Vinyl Memories: Brian Del Signore, Principal Percussion

National Vinyl Record Day is August 12, a day of vinyl appreciation and a commemoration of Thomas Edison’s invention of the phonograph. In celebration of the day, Brian Del Signore, principal percussion, shares memories of a vinyl record that has long shaped his appreciation of music—and you may be surprised to learn where he got his start as a drummer.

Thinking of rock music albums of my youth that had a large impact, the Beatles’ Sgt. Pepper’s Lonely Hearts Club Band comes to mind. I first heard it when my oldest brother bought the LP when it came out in 1967. Still being of elementary school age, I didn’t understand it. But within a few years, after having digested all of the early Beatles music, I realized its artistry.

The Beatles’ Sgt. Pepper’s Lonely Hearts Club Band on vinyl.

In the history of music, Sgt. Pepper’s was the event that legitimized rock musicians in the 20th century as artists. Instead of being commercial record sales products for record companies, as before, musicians could take control of their music. The Beatles writing their own music and producing it the way they wanted was a huge influence on the music world. Music scholar Donald Jay Grout lists Sgt. Pepper’s as a major musical event in his book A History of Western Music.

In my youth, I was a part of the post-Sgt. Pepper’s era as a rock musician in a band that started in middle school and lasted a few years after high school. I was writing songs as well as playing drums, and I learned a lot about what I call “street music” before heading into conservatory music training at Carnegie Mellon University.

Brian Del Signore playing drums with his rock band.

For my 30-plus years in the Houston Symphony, I’ve had a seat inside the orchestra, able to listen to perhaps the greatest music in the world. Full orchestra music is my favorite by far, and one reason is that there are about 100 musicians at a time working together to create the same piece of music. Another reason is that any music or instruments can be used in a symphony orchestra—so the instrumentation and music for the symphony orchestra is limitless.

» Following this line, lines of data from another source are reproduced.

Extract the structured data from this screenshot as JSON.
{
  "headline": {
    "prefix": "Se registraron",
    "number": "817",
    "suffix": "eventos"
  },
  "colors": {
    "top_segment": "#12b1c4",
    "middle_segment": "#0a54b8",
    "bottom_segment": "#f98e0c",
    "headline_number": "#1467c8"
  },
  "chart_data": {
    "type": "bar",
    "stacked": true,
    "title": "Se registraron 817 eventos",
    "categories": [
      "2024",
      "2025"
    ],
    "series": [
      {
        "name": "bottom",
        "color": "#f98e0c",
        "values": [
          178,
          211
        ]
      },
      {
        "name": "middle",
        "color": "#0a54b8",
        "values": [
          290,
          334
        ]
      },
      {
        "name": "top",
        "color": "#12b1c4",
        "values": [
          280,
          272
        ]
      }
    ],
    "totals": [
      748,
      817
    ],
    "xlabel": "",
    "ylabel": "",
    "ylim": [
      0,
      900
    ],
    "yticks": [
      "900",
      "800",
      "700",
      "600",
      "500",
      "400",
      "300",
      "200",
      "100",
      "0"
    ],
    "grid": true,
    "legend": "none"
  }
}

The idea that musicians write their own music has never left me. Even though I am an orchestral performer by profession, I have never stopped writing music. I recently completed the composition of a percussion concerto, which is a piece for percussion soloist and orchestra. Listeners will hear the influence of the musics I’ve experienced in our worlds as Americans. I consider all these “street musics” to be our folk music, and to reflect them in our orchestral concert halls is part of what we should do. I look forward to performing this concerto for our audiences someday.

In the meantime, our Live from Jones Hall concert on August 29 features L’Histoire du Soldat by Igor Stravinsky as well as a similar piece, “The Fiddler’s March,” written by Wynton Marsalis. I consider Stravinsky to have written the first heavy metal rock music for orchestra when he wrote The Rite of Spring in 1913, with all its blasting chords, jagged rhythms, and pounding percussion. L’Histoire du Soldat was written right after that, when resources were scarce during World War I. It is a chamber piece written for seven musicians, and the percussion is a multi-percussion set-up played by one person. The piece ends with a drum solo—the first ever in Western classical music literature. In that ending of the story, the devil dances as the soldier encounters his death.